Agora meu coração disparava de medo. Minhas pernas bambeavam e um nó se formando em minha garganta. Comecei a suar frio. Até que senti um par de mãos grossas que vendava meus olhos e minha boca. Eu não via, mas podia sentir que ele me arrastava, eu tentava gritar, mas meu grito saia submergido demais para que eu mesma ouvisse. No fundo uma risada irônica e irritante. Ele me soltou.


- Não teve graça, palhaço! – disse, o meu tom de voz furiosa – Eu me assustei de verdade – admiti ainda furiosa.


Ele ainda ria, suas mãos escorregaram para a minha cintura. Cruzei os braços e fechei a cara enquanto assistia ele rindo.


- Desculpa. Eu não resisti – ele reprimiu o riso e fez carinha de anjo. Não me convenceu, por mais linda que fosse.


Ele apertou mais os seus braços em minha cintura.


- Não fica assim vai.


Eu não respondi nada, só abaixei os olhos.

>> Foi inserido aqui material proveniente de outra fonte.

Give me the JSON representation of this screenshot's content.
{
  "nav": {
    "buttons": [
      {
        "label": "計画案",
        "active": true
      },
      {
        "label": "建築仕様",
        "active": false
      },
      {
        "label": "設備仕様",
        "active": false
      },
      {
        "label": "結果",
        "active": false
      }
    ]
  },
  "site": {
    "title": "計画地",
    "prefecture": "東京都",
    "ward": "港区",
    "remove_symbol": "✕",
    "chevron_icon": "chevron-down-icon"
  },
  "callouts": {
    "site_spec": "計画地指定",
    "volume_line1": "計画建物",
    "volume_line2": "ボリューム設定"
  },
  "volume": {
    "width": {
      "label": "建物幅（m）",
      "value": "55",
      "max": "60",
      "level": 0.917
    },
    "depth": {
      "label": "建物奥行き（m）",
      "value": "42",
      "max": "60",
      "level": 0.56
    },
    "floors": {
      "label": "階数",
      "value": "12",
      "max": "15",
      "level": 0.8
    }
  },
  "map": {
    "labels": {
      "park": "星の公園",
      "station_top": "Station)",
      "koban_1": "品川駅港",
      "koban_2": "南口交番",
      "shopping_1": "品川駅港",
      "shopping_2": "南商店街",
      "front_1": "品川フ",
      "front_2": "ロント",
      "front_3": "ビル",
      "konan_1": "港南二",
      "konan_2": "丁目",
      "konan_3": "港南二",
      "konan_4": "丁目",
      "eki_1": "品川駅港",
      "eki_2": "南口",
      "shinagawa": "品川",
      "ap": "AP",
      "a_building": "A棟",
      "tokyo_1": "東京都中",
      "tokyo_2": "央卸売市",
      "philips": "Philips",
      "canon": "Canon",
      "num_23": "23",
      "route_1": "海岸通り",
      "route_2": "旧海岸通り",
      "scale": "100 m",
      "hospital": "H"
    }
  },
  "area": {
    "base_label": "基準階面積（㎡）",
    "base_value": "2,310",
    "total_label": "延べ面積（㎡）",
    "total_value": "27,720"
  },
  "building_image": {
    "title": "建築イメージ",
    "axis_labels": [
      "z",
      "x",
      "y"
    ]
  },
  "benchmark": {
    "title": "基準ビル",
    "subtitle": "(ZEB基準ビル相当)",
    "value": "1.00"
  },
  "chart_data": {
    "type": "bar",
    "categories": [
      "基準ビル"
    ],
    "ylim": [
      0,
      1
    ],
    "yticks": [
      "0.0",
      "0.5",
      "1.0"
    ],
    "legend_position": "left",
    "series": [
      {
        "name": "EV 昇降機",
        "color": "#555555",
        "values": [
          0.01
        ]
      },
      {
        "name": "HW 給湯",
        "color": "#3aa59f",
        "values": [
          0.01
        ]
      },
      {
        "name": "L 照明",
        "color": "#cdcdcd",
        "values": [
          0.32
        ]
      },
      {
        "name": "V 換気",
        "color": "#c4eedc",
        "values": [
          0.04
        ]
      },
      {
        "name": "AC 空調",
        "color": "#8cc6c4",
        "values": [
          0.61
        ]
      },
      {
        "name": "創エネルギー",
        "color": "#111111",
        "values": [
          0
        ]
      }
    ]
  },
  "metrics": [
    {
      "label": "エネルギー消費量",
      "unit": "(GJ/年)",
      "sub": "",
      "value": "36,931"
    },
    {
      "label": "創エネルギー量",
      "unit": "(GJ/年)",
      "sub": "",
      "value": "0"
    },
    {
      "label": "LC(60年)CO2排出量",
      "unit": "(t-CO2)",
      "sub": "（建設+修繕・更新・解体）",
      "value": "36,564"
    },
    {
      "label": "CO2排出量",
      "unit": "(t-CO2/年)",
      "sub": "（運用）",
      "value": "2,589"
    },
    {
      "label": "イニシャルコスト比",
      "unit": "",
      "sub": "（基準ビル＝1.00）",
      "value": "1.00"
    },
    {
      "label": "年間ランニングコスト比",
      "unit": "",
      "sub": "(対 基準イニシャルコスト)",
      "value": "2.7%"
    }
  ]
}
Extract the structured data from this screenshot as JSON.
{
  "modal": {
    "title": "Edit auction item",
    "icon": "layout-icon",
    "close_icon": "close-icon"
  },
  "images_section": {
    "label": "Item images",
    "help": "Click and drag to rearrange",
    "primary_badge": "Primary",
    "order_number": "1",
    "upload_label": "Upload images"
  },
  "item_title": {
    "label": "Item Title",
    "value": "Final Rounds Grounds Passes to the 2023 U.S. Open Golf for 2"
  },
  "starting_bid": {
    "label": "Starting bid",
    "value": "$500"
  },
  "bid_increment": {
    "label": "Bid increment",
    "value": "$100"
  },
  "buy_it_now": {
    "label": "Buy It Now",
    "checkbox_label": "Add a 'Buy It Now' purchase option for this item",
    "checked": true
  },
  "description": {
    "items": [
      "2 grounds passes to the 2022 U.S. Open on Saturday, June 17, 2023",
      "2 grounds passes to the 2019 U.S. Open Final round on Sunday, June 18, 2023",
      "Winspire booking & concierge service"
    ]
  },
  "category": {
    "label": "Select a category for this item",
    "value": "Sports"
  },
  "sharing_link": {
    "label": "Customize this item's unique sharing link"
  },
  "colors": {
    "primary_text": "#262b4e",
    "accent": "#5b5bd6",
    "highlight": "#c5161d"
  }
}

Ele me apertou mais um pouco, agora com apenas um de seus braços em minha cintura. Com a outra mão livre, ele acariciava o meu rosto.


- Desculpa? – disse ele naquele tom de voz melosa veludínea que me fazia delirar.


Eu retorci meus lábios. Tinha outra opção? Ele era irresistível. Permaneci calada, acho que meus atos valem mais do que minhas palavras. Pra quê gastar saliva? Pousei minha cabeça no ombro dele. Ele me abraçou ainda pela cintura e encostou seus lábios em meu pescoço. Eu arrepiei. Rezei pra que ele não tivesse percebido isso. Mas percebeu. Ele afagou meu braço arrepiado, dando uma risada baixa. Depois eu levantei a cabeça tentando me libertar de seus braços que já se afrouxavam em minha cintura.


- Vamos? – disse já alguns passos diante dele.


Ele assentiu e me seguiu.


***


O pátio da escola estava desertamente vazio – uma raridade. Nós fomos para casa caminhando. Eu, apenas com uma alça da mochila em um ombro, deixando todo o peso da mochila no meu lado esquerdo. Eu “roubei” o mp4 do Dylan, já que eu tinha esquecido o meu em casa. As músicas eram previsíveis, eu sabia o gosto dele.


- Você ainda a usa! – disse ele apontando para o meu pulso direito.


Eu olhei pelo canto do olho. Era a tal pulseirinha da amizade que ele me dera quando eu tinha apenas seis anos. Ainda estava em meu pulso. Cheia de pingentes dourados e ainda radiantes.


- Na verdade, eu nunca a tirei – sorri para ele.


Realmente nunca a tinha tirado desde que ele me dera. Nove anos com uma pulseira. Nove anos de amizade.


Ele passou os dedos nos pingentes da pulseira, um sorriso entre os lábios. O sorriso infantil de uma criança que acabou de ganhar o presente dos sonhos. O meu sorriso infantil preferido.